Thanks to a concerted effort by FEMA, our Gulf Coast Rebuilding Office, and all the federal agencies involved, Gulf Coast communities have a strong ally in their rebuilding efforts.
Certainly, when we look back on the last four years, there’s much to learn from. But right now:
- We have the right people in place
- We are cutting through bureaucratic red tape and getting decisions made faster, and
- We are addressing the most difficult challenges head-on rather than working around them.
Last February, we committed to working to help resolve the lingering problems that many families were having with housing. Since then, we have assisted more than 3,200 Louisiana households move out of FEMA temporary housing and into more suitable, longer-term, functional housing.
Overall, roughly 99 percent of households displaced by hurricanes Katrina and Rita have found longer-term means of housing.

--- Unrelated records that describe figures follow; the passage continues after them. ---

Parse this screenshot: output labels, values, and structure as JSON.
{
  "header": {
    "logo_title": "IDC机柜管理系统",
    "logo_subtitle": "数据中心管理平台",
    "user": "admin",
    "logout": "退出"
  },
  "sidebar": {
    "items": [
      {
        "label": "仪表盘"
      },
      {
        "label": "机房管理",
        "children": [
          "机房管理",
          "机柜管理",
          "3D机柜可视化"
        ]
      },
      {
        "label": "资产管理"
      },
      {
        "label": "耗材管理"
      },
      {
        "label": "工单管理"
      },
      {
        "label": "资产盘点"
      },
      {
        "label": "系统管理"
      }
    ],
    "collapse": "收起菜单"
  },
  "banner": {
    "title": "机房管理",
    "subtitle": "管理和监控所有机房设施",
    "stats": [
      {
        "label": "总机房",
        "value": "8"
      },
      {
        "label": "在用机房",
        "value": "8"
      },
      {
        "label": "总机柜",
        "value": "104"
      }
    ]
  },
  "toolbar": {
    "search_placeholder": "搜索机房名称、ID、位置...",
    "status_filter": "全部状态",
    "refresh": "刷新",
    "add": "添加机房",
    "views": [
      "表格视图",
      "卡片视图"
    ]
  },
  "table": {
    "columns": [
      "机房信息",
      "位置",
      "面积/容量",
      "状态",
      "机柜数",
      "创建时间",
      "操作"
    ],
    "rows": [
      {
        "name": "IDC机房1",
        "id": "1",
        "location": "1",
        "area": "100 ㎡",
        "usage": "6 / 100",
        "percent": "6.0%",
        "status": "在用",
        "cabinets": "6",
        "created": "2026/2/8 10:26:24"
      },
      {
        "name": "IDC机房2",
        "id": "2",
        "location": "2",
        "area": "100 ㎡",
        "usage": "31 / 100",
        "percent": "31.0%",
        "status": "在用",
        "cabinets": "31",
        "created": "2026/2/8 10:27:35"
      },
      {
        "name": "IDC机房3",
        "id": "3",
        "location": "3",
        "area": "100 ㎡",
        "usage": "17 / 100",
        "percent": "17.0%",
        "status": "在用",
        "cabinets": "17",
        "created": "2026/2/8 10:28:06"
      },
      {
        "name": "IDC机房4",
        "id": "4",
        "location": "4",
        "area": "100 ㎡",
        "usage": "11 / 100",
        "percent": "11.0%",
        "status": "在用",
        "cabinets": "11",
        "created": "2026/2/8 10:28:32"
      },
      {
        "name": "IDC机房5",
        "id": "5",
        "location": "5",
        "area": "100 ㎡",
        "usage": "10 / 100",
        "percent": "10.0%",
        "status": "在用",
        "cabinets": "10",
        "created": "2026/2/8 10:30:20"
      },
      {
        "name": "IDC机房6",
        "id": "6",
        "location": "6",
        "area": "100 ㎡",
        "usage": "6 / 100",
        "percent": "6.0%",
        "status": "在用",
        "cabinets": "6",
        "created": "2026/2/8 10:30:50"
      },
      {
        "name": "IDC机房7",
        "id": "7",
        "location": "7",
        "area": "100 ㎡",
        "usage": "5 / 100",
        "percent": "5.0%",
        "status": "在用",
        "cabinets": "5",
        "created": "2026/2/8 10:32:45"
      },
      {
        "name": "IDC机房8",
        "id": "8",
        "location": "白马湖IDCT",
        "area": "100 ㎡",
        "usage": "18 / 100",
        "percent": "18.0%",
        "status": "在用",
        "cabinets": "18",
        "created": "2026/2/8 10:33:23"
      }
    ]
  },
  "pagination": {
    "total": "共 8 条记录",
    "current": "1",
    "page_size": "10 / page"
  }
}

Back in March, we created two teams to aid in the resolution of disputed projects. The Joint Expediting Team and the Unified Public Assistance Project Decision Team together have since resolved 73 disputed projects. And two weeks ago, we announced an additional avenue for fairly and promptly resolving public assistance projects through independent arbitration panels.
We've made significant progress over the past seven months, but at the same time, we all acknowledge how far we still need to go.
Rebuilding the Gulf Coast, and making it stronger and more resilient, is a long-term project that requires the engagement of federal state and local government, communities, faith groups, and the private sector.
Today, I shared the message that this Administration is committed to rebuilding in the long term. Our expectations are high, and I look forward to coming back to see more signs of progress soon.